15. His coronation was held on August 7, 936, in Charlemagne’s former capital of Aachen, where Otto was anointed and crowned by Hildebert, the Archbishop of Mains.
16. Though he was a Saxon by birth, Otto appeared at the coronation in Frankish dress in an attempt to demonstrate his sovereignty over the Duchy of Lotharingia and his role as true successor to Charlemagne, whose last heirs in East Francia had died out in 911.
17. According to Widukind of Corvey, Otto had the four other dukes of the kingdom, from the duchies of Franconia, Swabia, Bavaria and Lorraine, act as his personal attendants at the coronation banquet.
18. Otto faced internal opposition from various local aristocrats during his reign.
19. In 936, Otto appointed Hermann Billung as Margrave, granting him authority over a march north of the Elbe River between the Limes Saxoniae and Peene Rivers.
20. In 937, Otto further offended the nobility through his appointment of Gero to succeed his older brother Siegfried as Count and Margrave of a vast border region around Merseburg that abutted the Wends on the lower Saale.
21. Beginning in the late 940s, Otto changed his internal policy and began to use the Catholic Church as a tool of his dominance.
22. He increasingly associated himself with the Church and his “divine right” to rule the kingdom, viewing himself as the protector of the Church.
23. Otto controlled the various bishops and abbots by investing in them with the symbols of their offices, both spiritual and secular, so the clerics were appointed as his vassals through a commendation ceremony.
24. Otto granted the various bishops and abbots of the kingdom the rank of count as well as the legal rights of counts within their territory.

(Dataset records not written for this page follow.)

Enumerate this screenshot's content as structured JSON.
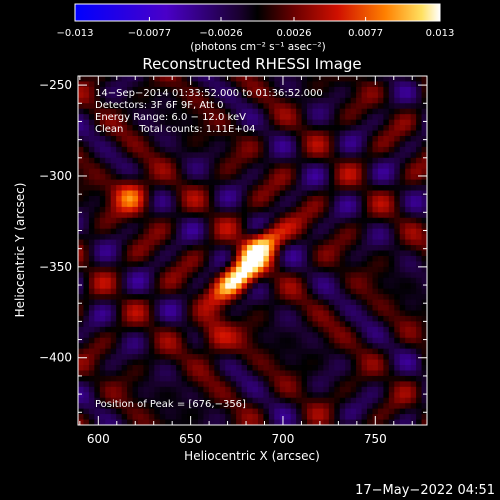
{
  "chart_data": {
    "type": "heatmap",
    "title": "Reconstructed RHESSI Image",
    "xlabel": "Heliocentric X (arcsec)",
    "ylabel": "Heliocentric Y (arcsec)",
    "xlim": [
      589,
      778
    ],
    "ylim": [
      -437,
      -245
    ],
    "x_ticks": [
      600,
      650,
      700,
      750
    ],
    "x_tick_labels": [
      "600",
      "650",
      "700",
      "750"
    ],
    "y_ticks": [
      -250,
      -300,
      -350,
      -400
    ],
    "y_tick_labels": [
      "−250",
      "−300",
      "−350",
      "−400"
    ],
    "colorbar": {
      "ticks": [
        -0.013,
        -0.0077,
        -0.0026,
        0.0026,
        0.0077,
        0.013
      ],
      "tick_labels": [
        "−0.013",
        "−0.0077",
        "−0.0026",
        "0.0026",
        "0.0077",
        "0.013"
      ],
      "unit_label": "(photons cm⁻² s⁻¹ asec⁻²)",
      "colormap": "blue-purple-black-red-orange-yellow-white",
      "range": [
        -0.013,
        0.013
      ]
    },
    "annotations": [
      "14−Sep−2014 01:33:52.000 to 01:36:52.000",
      "Detectors: 3F 6F 9F, Att 0",
      "Energy Range: 6.0 − 12.0 keV",
      "Clean     Total counts: 1.11E+04"
    ],
    "peak_label": "Position of Peak = [676,−356]",
    "peak_position": [
      676,
      -356
    ],
    "sources": [
      {
        "x": 676,
        "y": -356,
        "peak": 0.013
      },
      {
        "x": 688,
        "y": -338,
        "peak": 0.011
      },
      {
        "x": 618,
        "y": -311,
        "peak": 0.0075
      },
      {
        "x": 663,
        "y": -389,
        "peak": 0.006
      }
    ]
  },
  "footer": {
    "date": "17−May−2022 04:51"
  }
}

25. Because Otto personally appointed all bishops and abbots, these reforms strengthened his central authority, and the upper ranks of the German Church functioned in some respect as an arm of the royal bureaucracy.
26. Celebrating Easter with a great assembly in Quedlinburg, Emperor Otto was the most powerful man in Europe.
27. The transition of power to is 17 year old son Otto II was seamless. On May 8, 973, the lords of the Empire confirmed Otto II as their new ruler.
28. Although never Emperor, Otto’s father Henry I the Fowler is considered the founder of the Ottonian dynasty.
29. Otto had two wives and at least seven children, one of which was illegitimate.
30. A limited renaissance of the arts and architecture in the second half of the 10th century depended on the court patronage of Otto and his immediate successors.